In a letter sent Monday to the corporate management of Walgreens Co., Gottlieb noted that the meeting would address “whether there is a corporate-wide issue related to their store’s track record of violating the law by illegally selling tobacco products to kids.”
In February, the FDA announced that 22% of the 6,350 Walgreens stores inspected across the country were found to have illegally sold tobacco products to minors. At that time, Gottlieb said he would be requesting a meeting with Walgreens management.
“Both the rate of violations and sheer volume of violative inspections of Walgreens stores are disturbing, particularly since the company positions itself as a health-and-wellness-minded business,” Gottlieb noted in the March 4 letter. “This cannot possibly come as a surprise to corporate leadership, which is why I want to sit down with them to discuss the important role they play, as a nationwide retailer, in curbing this epidemic.”
While Walgreens was identified as the biggest pharmacy violator of the ban on tobacco sales to minors, close to a dozen major convenience store and gasoline chains had higher percentages of inspected stores found violating the sales restriction.
From 35% to 44% of inspected Marathon, Exxon, Sunoco, BP, Citgo, and Mobil stores, and from 25% to 34% of inspected Shell, Chevron, 7-Eleven, and Casey’s General Store facilities had violations, the agency said.
Violations were found at 15% to 24% of inspected Family Dollar, Kroger, Circle K, and Walmart stores.
“We plan to similarly hold them accountable,” Gottlieb noted. “We will ask them to share with us what policies they have in place, and what more they can commit to do to prevent youth tobacco sales. Companies should be on notice that the FDA is considering additional enforcement avenues to address high rates of violations.”
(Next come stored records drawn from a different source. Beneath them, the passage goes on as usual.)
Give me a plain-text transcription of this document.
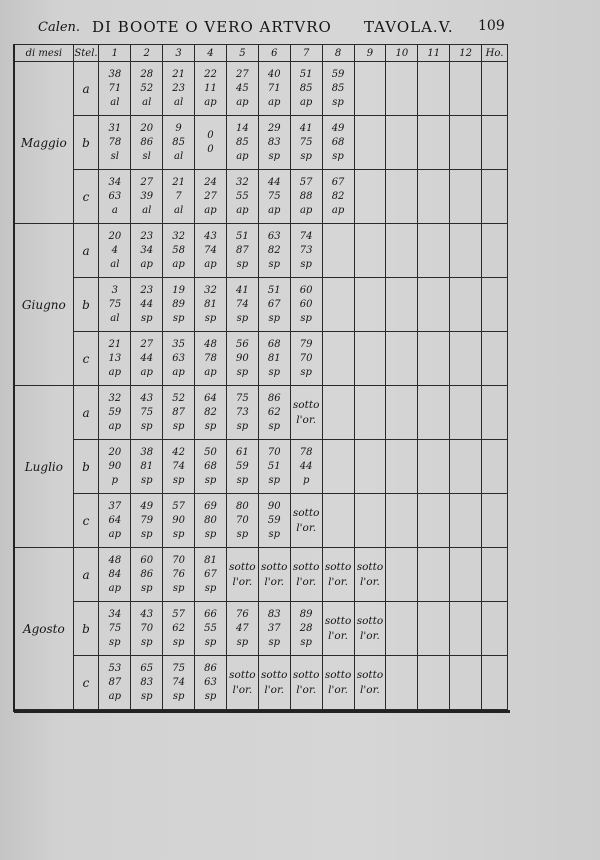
Calen. DI BOOTE O VERO ARTVRO TAVOLA.V. 109
di mesi	Stel.	1	2	3	4	5	6	7	8	9	10	11	12	Ho.
Maggio	a	38
71
al	28
52
al	21
23
al	22
11
ap	27
45
ap	40
71
ap	51
85
ap	59
85
sp					

	b	31
78
sl	20
86
sl	9
85
al	0
0	14
85
ap	29
83
sp	41
75
sp	49
68
sp					

	c	34
63
a	27
39
al	21
7
al	24
27
ap	32
55
ap	44
75
ap	57
88
ap	67
82
ap					

Giugno	a	20
4
al	23
34
ap	32
58
ap	43
74
ap	51
87
sp	63
82
sp	74
73
sp						

	b	3
75
al	23
44
sp	19
89
sp	32
81
sp	41
74
sp	51
67
sp	60
60
sp						

	c	21
13
ap	27
44
ap	35
63
ap	48
78
ap	56
90
sp	68
81
sp	79
70
sp						

Luglio	a	32
59
ap	43
75
sp	52
87
sp	64
82
sp	75
73
sp	86
62
sp	sotto
l'or.						

	b	20
90
p	38
81
sp	42
74
sp	50
68
sp	61
59
sp	70
51
sp	78
44
p						

	c	37
64
ap	49
79
sp	57
90
sp	69
80
sp	80
70
sp	90
59
sp	sotto
l'or.						

Agosto	a	48
84
ap	60
86
sp	70
76
sp	81
67
sp	sotto
l'or.	sotto
l'or.	sotto
l'or.	sotto
l'or.	sotto
l'or.				

	b	34
75
sp	43
70
sp	57
62
sp	66
55
sp	76
47
sp	83
37
sp	89
28
sp	sotto
l'or.	sotto
l'or.				

	c	53
87
ap	65
83
sp	75
74
sp	86
63
sp	sotto
l'or.	sotto
l'or.	sotto
l'or.	sotto
l'or.	sotto
l'or.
In response to Gottlieb’s letter, Walgreen Co. issued a statement Monday afternoon stating that company executives would welcome the opportunity to meet with the FDA commissioner “to discuss all of the steps we are taking regarding this important issue.”
“We have a zero tolerance policy prohibiting the sale of tobacco products to minors and any employee violating this policy is subject to immediate termination,” said Phil Caruso, a company spokesperson. “We require age verification from anyone purchasing these products, regardless of age, in all of our stores nationwide.”
“While lowering the visibility of tobacco products in certain stores, we also continue to focus efforts on promoting cessation products and services, and all of our pharmacists and technicians are trained and certified on supporting any customer wanting to quit on their terms,” Caruso stated.
In addition, the FDA said Monday it had sent warning letters to a variety of other companies selling e-cigarettes and also a waterpipe-type product for failing to include the required nicotine warnings. It also has requested information on other tobacco-based products from more than three dozen other companies that the agency suspects are being illegally marketed.